# Schotterwege Abfahrten mit Speed



## mehrgrip (30. September 2009)

So nun neuer Erfahrungspunkt den ich mal erörtern will.
Ich war heute trainieren für einen Halbmarathon (energyrace Strecke). Die Strecke auf der das Rennen stattfindet ist eigentl. nicht so mein Fall da eigentl. fast 100% aus Schotterwegen besteht.
Und wie schon erwähnt ich bin ganz und gar kein Freund von Schotterpisten.

Heute kam folgende Situation mal wieder bei einer Abfahrt auf mich zu.

- ich bin auf sehr holpriger Abfahrt die Schotterpiste mit ca. 45-50 kmh runtergebrettert mit einem Hardtail ,da ich ja trainiere mit gut Stoff
viele der Fahrer meiner bisherigen Erfahrung nach sind  eher Uphill schnell sind aber besonders beim downhill bzw letzten Streckenabschnitt bremsen doch viele ab und verlieren Zeit die sie vorher am Berg gewonnen haben.

- ich bin mir manchmal nicht so sicher ob es schlichtweg unerfahrenheit ist oder gute Intuition bei meinen Abfahrten, gelegt hats mich noch nie aber wennn man irgendwann so schnell ist auf so einem Boden voll mit Schotter und kleine Schlaglöcher, Wasserrinnen dann sieht man irgendwann fast nix mehr bei dem Tempo.
Ich sehe praktisch nur noch ganz grob wie der Untergrund ist, dh. ich versuche vorausschauend zu fahren um mir rechtzeitig die Fahrlinie finden/ einzuhalten.

- Bei leichten Kurven aufpassen das man nicht zu sehr die Optimallinie verlässt , jedoch ist mir manchmal schon arg unwohl zu Mute weil ich weiss das ich bei dem Untergrund und dem Tempo keine Option mehr 

Nun die Frage die ich mir gestellt habe, ist es schlichtweg mangelnde Übung das man solche Strecken einfach routinierter und sicherer runterbrettern kann oder benötige ich zu dem noch mehr Fahrtechnik?

Was kann man noch machen um sich mehr Sicherheit zu geben bei solchen Abfahrten?
Wie schon gesagt der Untergrund ist Schotter, mit Schlaglöchern, 
Aesten, teilweise grössere Steine, Abwasserrinnen
Wie fahrt Ihr solche Streckenabschnitte, besonders wenn man ja auf ein Rennen trainiert und genau in diesen Abschnitten Boden gut machen kann.
Gruss


----------



## dubbel (30. September 2009)

Schotterwege kurven fahren geht genau wie jede andere kurve fahren, mit der einschränkung, dass es auf schotter eher rutscht. 
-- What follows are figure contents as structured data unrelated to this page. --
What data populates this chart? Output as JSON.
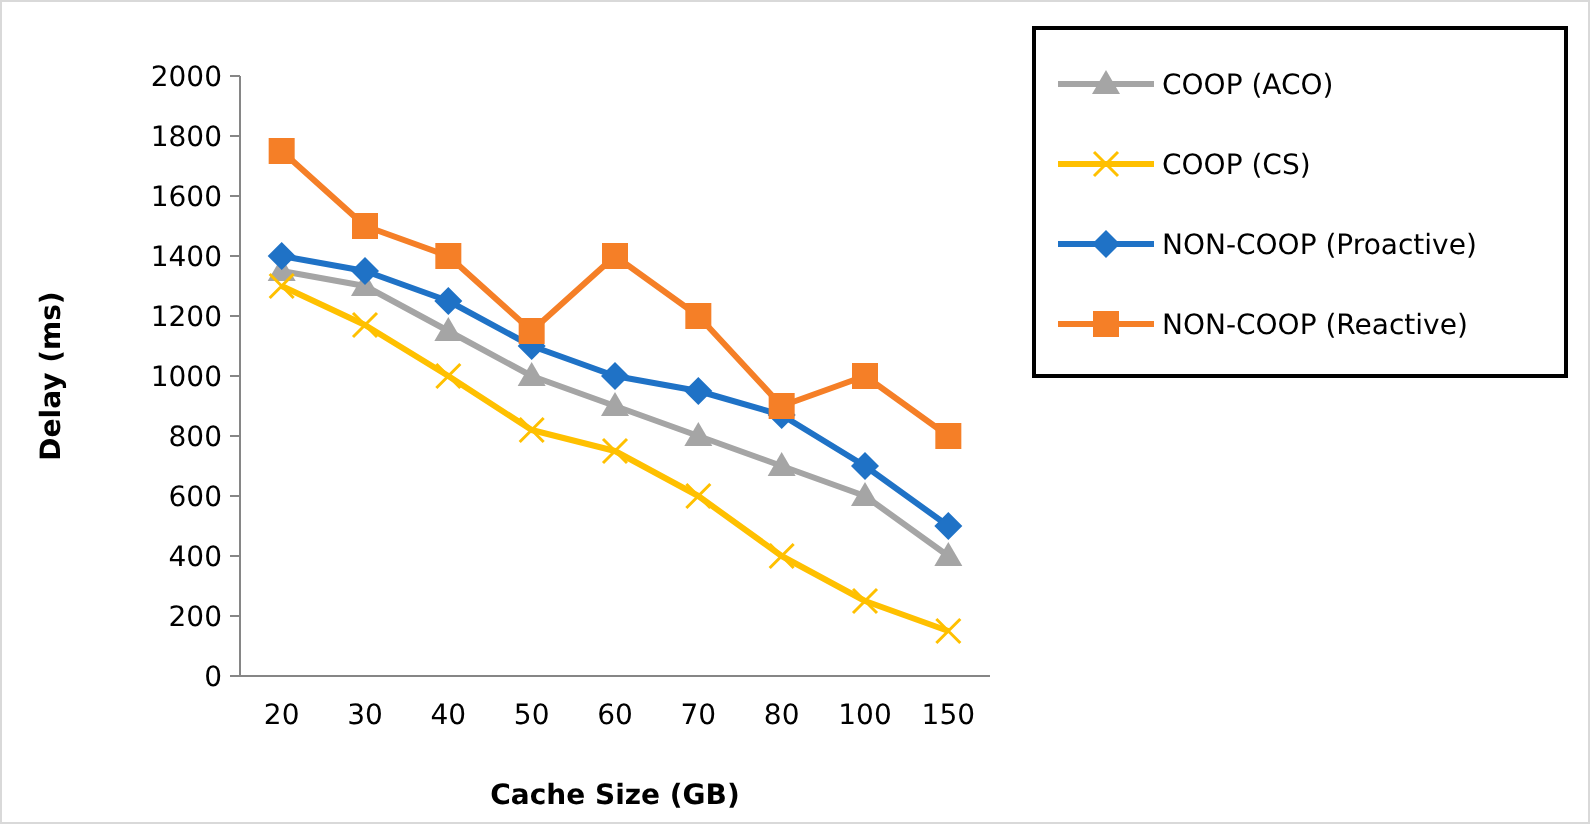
{
  "chart_data": {
    "type": "line",
    "xlabel": "Cache Size (GB)",
    "ylabel": "Delay (ms)",
    "categories": [
      "20",
      "30",
      "40",
      "50",
      "60",
      "70",
      "80",
      "100",
      "150"
    ],
    "ylim": [
      0,
      2000
    ],
    "yticks": [
      0,
      200,
      400,
      600,
      800,
      1000,
      1200,
      1400,
      1600,
      1800,
      2000
    ],
    "grid": false,
    "legend": "right",
    "series": [
      {
        "name": "COOP (ACO)",
        "color": "#a5a5a5",
        "marker": "triangle",
        "values": [
          1350,
          1300,
          1150,
          1000,
          900,
          800,
          700,
          600,
          400
        ]
      },
      {
        "name": "COOP (CS)",
        "color": "#ffc000",
        "marker": "cross",
        "values": [
          1300,
          1170,
          1000,
          820,
          750,
          600,
          400,
          250,
          150
        ]
      },
      {
        "name": "NON-COOP (Proactive)",
        "color": "#1f72c6",
        "marker": "diamond",
        "values": [
          1400,
          1350,
          1250,
          1100,
          1000,
          950,
          870,
          700,
          500
        ]
      },
      {
        "name": "NON-COOP (Reactive)",
        "color": "#f57f27",
        "marker": "square",
        "values": [
          1750,
          1500,
          1400,
          1150,
          1400,
          1200,
          900,
          1000,
          800
        ]
      }
    ]
  }
}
dazu gibts aber nen schönen thread: http://www.mtb-news.de/forum/showthread.php?t=423440


----------



## MTB-News.de




----------



## tombrider (30. September 2009)

Wieso eröffnest Du jetzt schon den zweiten, praktisch identischen Thread???


----------



## mehrgrip (30. September 2009)

Naja weil diesesmal ja keine Kurven das Thema sind sonder die Geschwindigkeit und der Untergrund eher der Hauptgrund sind.
oder sehe ich das falsch?


----------



## oBATMANo (1. Oktober 2009)

locker bleiben und wenn das Radl mal bissl rutscht oder schlingert nich gleich verkrampfen
Blick weit nach vorn

an solche Situationen muss man sich einfach gewöhnen bis man es als Standardsituation abrufen kann


----------



## Ratched (1. Oktober 2009)

Auf "primitiven" Schotterabfahrten kommt es nur auf die Federung respektive beim Hardteil auf den Reifendruck an. Also bloss nicht zu fett aufpumpen.
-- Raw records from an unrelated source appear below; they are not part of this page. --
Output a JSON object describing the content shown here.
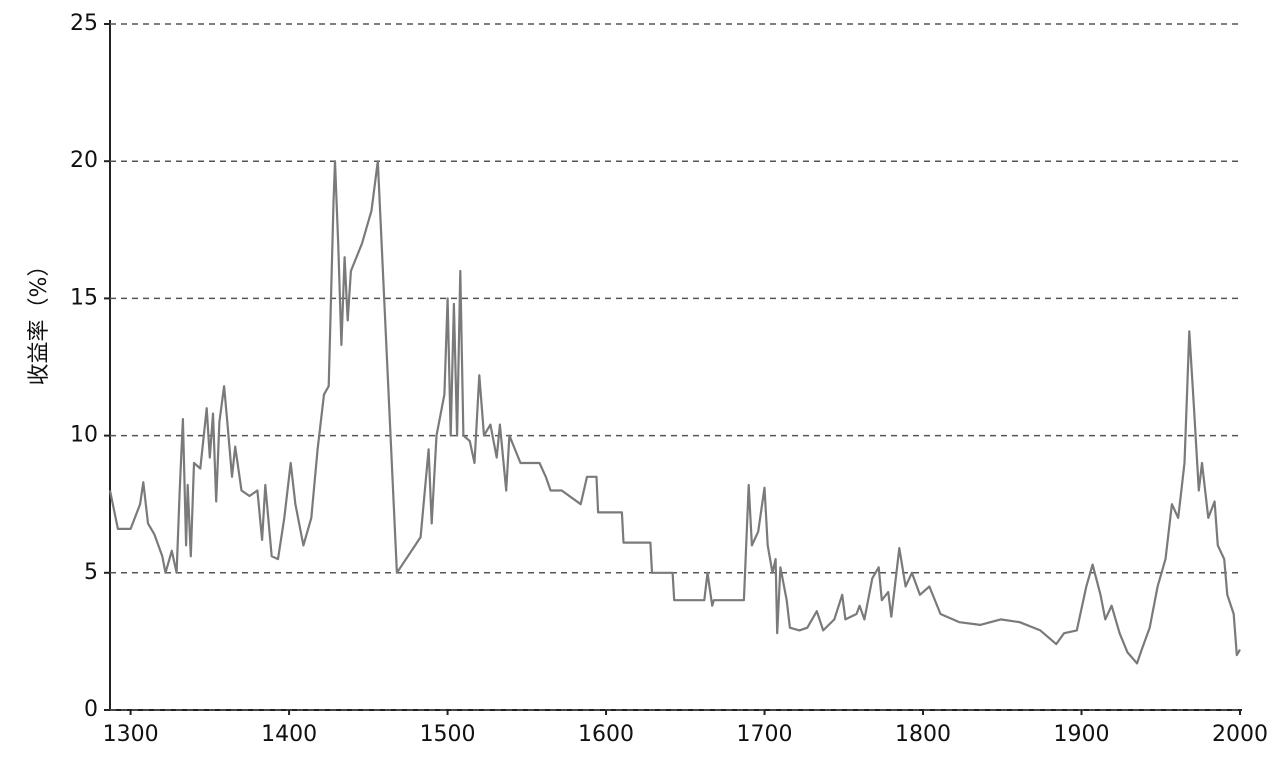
{
  "chart_data": {
    "type": "line",
    "y_label": "收益率（%）",
    "x": [
      1287,
      1292,
      1300,
      1306,
      1308,
      1311,
      1315,
      1320,
      1322,
      1326,
      1329,
      1331,
      1333,
      1335,
      1336,
      1338,
      1340,
      1344,
      1348,
      1350,
      1352,
      1354,
      1356,
      1359,
      1361,
      1364,
      1366,
      1370,
      1375,
      1380,
      1383,
      1385,
      1389,
      1393,
      1397,
      1401,
      1404,
      1409,
      1414,
      1418,
      1422,
      1425,
      1428,
      1429,
      1431,
      1433,
      1435,
      1437,
      1439,
      1446,
      1452,
      1456,
      1468,
      1483,
      1488,
      1490,
      1493,
      1498,
      1500,
      1502,
      1504,
      1506,
      1508,
      1510,
      1514,
      1517,
      1520,
      1523,
      1527,
      1531,
      1533,
      1537,
      1539,
      1546,
      1558,
      1562,
      1565,
      1572,
      1584,
      1588,
      1594,
      1595,
      1610,
      1611,
      1628,
      1629,
      1642,
      1643,
      1662,
      1664,
      1667,
      1668,
      1687,
      1690,
      1692,
      1696,
      1700,
      1702,
      1705,
      1707,
      1708,
      1710,
      1714,
      1716,
      1722,
      1727,
      1733,
      1737,
      1744,
      1749,
      1751,
      1758,
      1760,
      1763,
      1768,
      1772,
      1774,
      1778,
      1780,
      1785,
      1789,
      1793,
      1798,
      1804,
      1811,
      1823,
      1836,
      1849,
      1861,
      1874,
      1884,
      1889,
      1897,
      1903,
      1907,
      1912,
      1915,
      1919,
      1924,
      1929,
      1935,
      1938,
      1943,
      1948,
      1953,
      1957,
      1961,
      1965,
      1968,
      1971,
      1974,
      1976,
      1980,
      1984,
      1986,
      1990,
      1992,
      1996,
      1998,
      2000
    ],
    "series": [
      {
        "color": "#7a7a7a",
        "values": [
          8,
          6.6,
          6.6,
          7.5,
          8.3,
          6.8,
          6.4,
          5.6,
          5,
          5.8,
          5,
          8,
          10.6,
          6,
          8.2,
          5.6,
          9,
          8.8,
          11,
          9.2,
          10.8,
          7.6,
          10.5,
          11.8,
          10.5,
          8.5,
          9.6,
          8,
          7.8,
          8,
          6.2,
          8.2,
          5.6,
          5.5,
          7,
          9,
          7.5,
          6,
          7,
          9.5,
          11.5,
          11.8,
          18.5,
          20,
          17,
          13.3,
          16.5,
          14.2,
          16,
          17,
          18.2,
          20,
          5,
          6.3,
          9.5,
          6.8,
          10,
          11.5,
          15,
          10,
          14.8,
          10,
          16,
          10,
          9.8,
          9,
          12.2,
          10,
          10.4,
          9.2,
          10.4,
          8,
          10,
          9,
          9,
          8.5,
          8,
          8,
          7.5,
          8.5,
          8.5,
          7.2,
          7.2,
          6.1,
          6.1,
          5,
          5,
          4,
          4,
          5,
          3.8,
          4,
          4,
          8.2,
          6,
          6.5,
          8.1,
          6,
          5,
          5.5,
          2.8,
          5.2,
          4,
          3,
          2.9,
          3,
          3.6,
          2.9,
          3.3,
          4.2,
          3.3,
          3.5,
          3.8,
          3.3,
          4.8,
          5.2,
          4,
          4.3,
          3.4,
          5.9,
          4.5,
          5,
          4.2,
          4.5,
          3.5,
          3.2,
          3.1,
          3.3,
          3.2,
          2.9,
          2.4,
          2.8,
          2.9,
          4.5,
          5.3,
          4.2,
          3.3,
          3.8,
          2.8,
          2.1,
          1.7,
          2.2,
          3,
          4.5,
          5.5,
          7.5,
          7,
          9,
          13.8,
          11,
          8,
          9,
          7,
          7.6,
          6,
          5.5,
          4.2,
          3.5,
          2,
          2.2
        ]
      }
    ],
    "xlim": [
      1287,
      2000
    ],
    "xticks": [
      1300,
      1400,
      1500,
      1600,
      1700,
      1800,
      1900,
      2000
    ],
    "ylim": [
      0,
      25
    ],
    "yticks": [
      0,
      5,
      10,
      15,
      20,
      25
    ],
    "grid": true
  }
}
 Und*: laufen lassen - volles Rohr.*

Ist das Gleiche, wie beim Auto: je schneller du fährst, desto weniger merkst du die Stösse auf Schotter. 

Wegen Lackschäden darfst du allerdings kein Pipi in die Augen kriegen.

Aber: egal, wie schnell du Downhill fährst: im *Uphill werden Biker gemacht. *Also das gleiche Thema, wie bei Ganzjahresfahrern, die auch ihr Bike im Winter anrühren! 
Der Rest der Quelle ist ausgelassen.